Menurut Achmad, bila terjadi perselisihan antara masyarakat dengan wartawan terkait isi pemberitaan, masyarakat sebaiknya melakukan musyawarah dengan wartawan yang bersangkutan dan meminta hak jawab melalui media online yang memberitakannya.
“Saya yakin SS sudah melakukan tugasnya secara profesional dengan dengan berpegang pada kode etik jurnalistik. Saya berharap kasus ini diusut segera sampai tuntas agar siapa yang bersalah dapat menerima konsekwensinya di mata hukum,” tambah Achmad dengan tegas.
Hal senada diungkapkan oleh Biro Hukum DPP AJMII, Dr. Eko Wijaya, S.H., M.H., yang ikut memberikan kajian hukum terkait permasalahan yang menimpa salah satu anggota AJMII Kabupaten Garut tersebut. Menurut Eko, terkait laporan polisi yang dilakukan oleh Ketua DPK APDESI Kecamatan Karangpawitan tersebut cacat hukum.
“Menurut kajian hukum saya terkait laporan polisi tersebut, cacat hukum. Pertama, di dalam laporan polisi tersebut Polres Garut bergerak atas laporan informasi. Dalam PUTUSAN MAHKAMAH KONSTITUSI NOMOR 50/PUU-VI/2008 DAN NOMOR 2/PUU-VII/2009 TENTANG PENGUJIAN PASAL 27 AYAT (3) UNDANG-UNDANG NOMOR 11 TAHUN 2008 TENTANG INFORMASI DAN TRANSAKSI ELEKTRONIK, KUHAP dan UU, tidak dibenarkan delik aduan UU ITE, polisi bergerak berdasarkan laporan informasi. Mengapa? Karena seharusnya korban yang merasa dirugikanlah yang harus melaporkan dugaan tindak pidana pencemaran nama baik, sedangkan dalam surat panggilan tersebut tidak dijelaskan siapa pelapornya?” Ungkap Eko Wijaya.
Selanjutnya Biro Hukum DPP AJMII tersebut menyatakan sangat menyayangkan adanya laporan tersebut yang menurutnya bertujuan untuk membungkam insan pers.
“Kedua, laporan ini hanya untuk membungkam insan pers, di dalam menjalankan profesinya pasti rekan-rekan media / wartawan mengedepankan kode etik jurnalistik, sehingga harusnya pihak pelapor memberikan hak jawabnya jika nama baik dan kehormatannya terserang oleh pemberitaan.
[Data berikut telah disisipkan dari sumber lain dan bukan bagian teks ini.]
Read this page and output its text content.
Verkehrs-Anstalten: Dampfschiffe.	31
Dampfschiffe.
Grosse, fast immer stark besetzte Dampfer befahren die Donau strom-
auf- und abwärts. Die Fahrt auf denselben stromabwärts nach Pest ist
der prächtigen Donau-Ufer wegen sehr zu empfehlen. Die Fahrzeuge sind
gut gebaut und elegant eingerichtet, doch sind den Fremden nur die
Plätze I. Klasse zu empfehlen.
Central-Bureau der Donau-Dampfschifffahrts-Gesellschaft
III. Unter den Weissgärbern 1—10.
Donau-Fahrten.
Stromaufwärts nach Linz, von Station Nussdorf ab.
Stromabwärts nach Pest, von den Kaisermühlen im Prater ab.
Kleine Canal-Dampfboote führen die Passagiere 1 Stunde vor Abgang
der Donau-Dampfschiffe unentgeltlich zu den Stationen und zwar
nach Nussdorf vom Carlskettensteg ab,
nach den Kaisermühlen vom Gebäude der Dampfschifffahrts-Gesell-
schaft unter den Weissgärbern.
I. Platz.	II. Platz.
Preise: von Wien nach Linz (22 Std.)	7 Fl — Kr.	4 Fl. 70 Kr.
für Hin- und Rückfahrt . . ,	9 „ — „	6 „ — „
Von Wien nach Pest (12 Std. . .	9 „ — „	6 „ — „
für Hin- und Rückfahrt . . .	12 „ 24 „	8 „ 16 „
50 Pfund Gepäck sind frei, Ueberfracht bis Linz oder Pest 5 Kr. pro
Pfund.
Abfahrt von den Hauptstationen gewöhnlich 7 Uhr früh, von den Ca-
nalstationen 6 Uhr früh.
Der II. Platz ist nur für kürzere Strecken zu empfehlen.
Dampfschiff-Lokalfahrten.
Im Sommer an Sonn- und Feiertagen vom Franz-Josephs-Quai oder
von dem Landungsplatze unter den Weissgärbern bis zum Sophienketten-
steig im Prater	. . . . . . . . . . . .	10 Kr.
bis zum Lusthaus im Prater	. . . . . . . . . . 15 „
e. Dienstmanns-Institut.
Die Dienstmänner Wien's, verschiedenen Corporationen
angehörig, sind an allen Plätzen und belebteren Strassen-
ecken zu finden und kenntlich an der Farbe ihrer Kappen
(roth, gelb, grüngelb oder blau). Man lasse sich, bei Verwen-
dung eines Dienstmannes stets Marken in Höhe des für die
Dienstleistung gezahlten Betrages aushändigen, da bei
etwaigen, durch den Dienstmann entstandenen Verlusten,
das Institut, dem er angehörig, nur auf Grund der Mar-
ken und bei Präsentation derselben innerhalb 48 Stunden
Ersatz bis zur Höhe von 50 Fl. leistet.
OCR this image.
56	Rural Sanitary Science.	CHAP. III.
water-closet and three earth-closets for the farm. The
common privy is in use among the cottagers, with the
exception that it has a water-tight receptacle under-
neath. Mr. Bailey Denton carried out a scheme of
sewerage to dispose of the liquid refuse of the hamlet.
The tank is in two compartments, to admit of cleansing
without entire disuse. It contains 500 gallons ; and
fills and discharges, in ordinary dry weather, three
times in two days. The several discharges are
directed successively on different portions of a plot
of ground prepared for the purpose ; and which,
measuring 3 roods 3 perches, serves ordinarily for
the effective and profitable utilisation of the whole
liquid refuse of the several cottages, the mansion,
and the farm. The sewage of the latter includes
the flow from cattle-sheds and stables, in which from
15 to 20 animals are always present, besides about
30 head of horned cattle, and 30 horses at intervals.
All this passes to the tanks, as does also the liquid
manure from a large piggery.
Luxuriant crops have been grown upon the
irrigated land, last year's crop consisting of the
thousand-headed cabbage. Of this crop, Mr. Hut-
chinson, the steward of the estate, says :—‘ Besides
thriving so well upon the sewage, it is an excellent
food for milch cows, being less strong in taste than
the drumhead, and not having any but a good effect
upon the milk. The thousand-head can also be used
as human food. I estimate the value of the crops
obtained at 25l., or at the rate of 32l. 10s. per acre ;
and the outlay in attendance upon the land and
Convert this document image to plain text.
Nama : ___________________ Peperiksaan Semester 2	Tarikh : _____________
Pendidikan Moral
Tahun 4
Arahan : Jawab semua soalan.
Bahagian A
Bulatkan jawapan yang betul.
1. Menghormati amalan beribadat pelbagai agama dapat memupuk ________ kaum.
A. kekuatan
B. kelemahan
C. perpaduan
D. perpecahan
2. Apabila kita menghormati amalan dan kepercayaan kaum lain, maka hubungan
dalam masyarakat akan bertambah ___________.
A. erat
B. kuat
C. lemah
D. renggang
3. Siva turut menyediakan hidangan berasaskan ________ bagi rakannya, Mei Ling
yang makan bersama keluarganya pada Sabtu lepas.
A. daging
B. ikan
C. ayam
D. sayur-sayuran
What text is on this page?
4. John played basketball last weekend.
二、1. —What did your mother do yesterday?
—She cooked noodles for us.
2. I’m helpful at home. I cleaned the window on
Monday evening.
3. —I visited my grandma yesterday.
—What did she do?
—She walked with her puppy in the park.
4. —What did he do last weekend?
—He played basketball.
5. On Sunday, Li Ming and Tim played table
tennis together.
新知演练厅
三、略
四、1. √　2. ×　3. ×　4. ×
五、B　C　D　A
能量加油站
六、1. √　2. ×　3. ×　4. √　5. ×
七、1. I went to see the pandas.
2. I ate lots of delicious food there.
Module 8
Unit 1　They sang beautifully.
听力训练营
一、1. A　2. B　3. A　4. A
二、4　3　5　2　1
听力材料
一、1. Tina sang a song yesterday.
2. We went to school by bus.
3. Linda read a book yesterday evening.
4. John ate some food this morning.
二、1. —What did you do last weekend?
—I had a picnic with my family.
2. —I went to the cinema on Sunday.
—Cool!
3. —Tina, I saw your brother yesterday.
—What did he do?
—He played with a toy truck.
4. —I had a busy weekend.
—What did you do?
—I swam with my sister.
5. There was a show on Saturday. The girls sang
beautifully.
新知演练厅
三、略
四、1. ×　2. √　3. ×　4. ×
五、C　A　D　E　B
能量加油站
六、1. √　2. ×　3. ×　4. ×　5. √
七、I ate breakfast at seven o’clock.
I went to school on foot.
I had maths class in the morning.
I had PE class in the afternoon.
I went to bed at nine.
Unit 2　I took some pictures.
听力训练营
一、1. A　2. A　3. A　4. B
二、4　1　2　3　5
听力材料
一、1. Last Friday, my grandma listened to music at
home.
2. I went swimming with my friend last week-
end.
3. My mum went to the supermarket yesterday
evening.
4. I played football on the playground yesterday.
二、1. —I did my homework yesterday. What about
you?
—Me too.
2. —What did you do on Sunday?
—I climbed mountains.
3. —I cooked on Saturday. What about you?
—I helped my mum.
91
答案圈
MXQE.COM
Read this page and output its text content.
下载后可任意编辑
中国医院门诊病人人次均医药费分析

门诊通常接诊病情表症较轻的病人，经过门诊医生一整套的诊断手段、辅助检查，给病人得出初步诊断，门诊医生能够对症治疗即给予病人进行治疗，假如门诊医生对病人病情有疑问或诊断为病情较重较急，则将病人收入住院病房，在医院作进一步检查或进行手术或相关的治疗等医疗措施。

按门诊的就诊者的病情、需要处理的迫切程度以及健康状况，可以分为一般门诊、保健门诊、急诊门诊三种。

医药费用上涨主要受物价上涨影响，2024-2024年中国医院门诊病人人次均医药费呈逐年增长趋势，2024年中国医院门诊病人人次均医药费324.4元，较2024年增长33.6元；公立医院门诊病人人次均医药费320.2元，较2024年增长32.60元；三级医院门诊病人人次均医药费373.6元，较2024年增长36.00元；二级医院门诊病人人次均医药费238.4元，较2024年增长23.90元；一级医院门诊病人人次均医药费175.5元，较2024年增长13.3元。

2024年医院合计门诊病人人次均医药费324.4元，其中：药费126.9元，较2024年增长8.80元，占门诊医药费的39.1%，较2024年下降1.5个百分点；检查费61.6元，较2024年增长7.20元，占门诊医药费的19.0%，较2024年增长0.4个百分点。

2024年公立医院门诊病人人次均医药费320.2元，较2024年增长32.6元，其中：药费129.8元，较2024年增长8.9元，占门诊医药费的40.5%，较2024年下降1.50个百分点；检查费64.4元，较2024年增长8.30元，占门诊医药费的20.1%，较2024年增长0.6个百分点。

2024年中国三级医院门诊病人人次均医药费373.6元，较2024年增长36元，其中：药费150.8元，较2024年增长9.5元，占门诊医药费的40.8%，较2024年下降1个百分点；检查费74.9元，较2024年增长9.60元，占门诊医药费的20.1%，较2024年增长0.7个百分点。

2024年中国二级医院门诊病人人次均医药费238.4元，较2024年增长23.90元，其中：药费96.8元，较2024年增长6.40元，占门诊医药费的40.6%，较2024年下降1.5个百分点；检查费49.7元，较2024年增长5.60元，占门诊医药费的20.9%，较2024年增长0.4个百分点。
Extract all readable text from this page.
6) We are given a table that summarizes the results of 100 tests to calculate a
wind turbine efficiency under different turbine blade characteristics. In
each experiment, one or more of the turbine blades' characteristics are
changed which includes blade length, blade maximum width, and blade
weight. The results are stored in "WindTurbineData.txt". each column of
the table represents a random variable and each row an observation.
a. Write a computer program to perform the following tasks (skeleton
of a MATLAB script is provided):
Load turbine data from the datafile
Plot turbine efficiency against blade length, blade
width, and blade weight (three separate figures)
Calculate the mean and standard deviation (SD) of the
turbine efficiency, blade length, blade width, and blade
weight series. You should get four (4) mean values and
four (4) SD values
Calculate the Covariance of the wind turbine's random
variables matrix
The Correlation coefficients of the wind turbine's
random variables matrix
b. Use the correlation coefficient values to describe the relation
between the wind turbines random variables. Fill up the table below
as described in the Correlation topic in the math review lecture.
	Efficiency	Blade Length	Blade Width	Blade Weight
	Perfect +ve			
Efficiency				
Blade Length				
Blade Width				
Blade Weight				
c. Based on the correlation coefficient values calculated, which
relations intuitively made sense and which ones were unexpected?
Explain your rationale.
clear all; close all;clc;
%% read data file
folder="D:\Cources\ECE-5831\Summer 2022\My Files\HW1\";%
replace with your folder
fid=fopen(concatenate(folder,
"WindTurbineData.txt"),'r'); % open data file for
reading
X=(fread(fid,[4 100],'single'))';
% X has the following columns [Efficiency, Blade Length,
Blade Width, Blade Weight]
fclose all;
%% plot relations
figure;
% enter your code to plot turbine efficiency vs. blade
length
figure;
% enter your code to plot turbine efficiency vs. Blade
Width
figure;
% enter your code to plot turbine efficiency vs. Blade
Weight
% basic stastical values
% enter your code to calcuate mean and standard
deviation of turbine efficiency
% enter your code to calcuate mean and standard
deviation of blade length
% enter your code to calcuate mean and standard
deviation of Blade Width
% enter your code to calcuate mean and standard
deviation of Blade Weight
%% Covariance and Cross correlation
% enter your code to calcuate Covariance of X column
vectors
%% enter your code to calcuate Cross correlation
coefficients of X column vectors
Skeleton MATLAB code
Ketiga, konsekuensi hukum bagi pelapor apabila laporan tersebut tidak bisa dibuktikan, baik delik & unsurnya, maka pihak pelapor juga bisa dilaporkan balik oleh terlapor (SS) karena SS merasa dirugikan atas dugaan tindak pidana Pasal 242 KUHP laporan palsu dan pencemaran nama baik. Ketiga, laporan informasi tersebut tidak ada akibat hukum dan hanya sebatas klarifikasi, kecuali korban membuat LP tertulis pro justitia baru,” pungkas Eko dengan nada geram.
Sementara ini, seperti dilansir dari swarajabar.com, SS yang ditemui awak media di kediamannya di Kampung Salajunti RT 02 RW 04, Desa Situsari, Kecamatan Karangpawitan pada Kamis (12/1/2023) kemarin mengatakan, “Saya ini seorang wartawati dari media Rakyat Simpati Indonesia. Keseharian saya sesuai dengan tugas wartawan mengumpulkan, mengelola informasi, serta menyampaikannya kepada masyarakat dengan tujuan untuk meningkatkan intelektualitas masyarakat. Dalam KUHP sudah jelas Ayat 3 Pasal 310 KUHP, tidak merupakan pencemaran atau pencemaran tertulis, jika perbuatan jelas dilakukan demi kepentingan umum atau karena terpaksa untuk membela diri.”
Dengan adanya adanya pemanggilan tersebut, SS tetap tenang karena merasa dirinya tidak bersalah. Bahkan, dia mempunyai bukti otentik berupa kwitansi pengambilan uang dari bendahara desa yang ditandatangani oleh Sekretaris Apdesi Kecamatan Karangpawitan dan bukti rekaman percakapan antara salah seorang kepala desa terkait pungutan sebesar Rp 6 juta yang dilakukan oleh DPK APDESI Kecamatan Karangpawitan kepada sejumlah Kepala Desa di Kecamatan Karangpawitan. (*)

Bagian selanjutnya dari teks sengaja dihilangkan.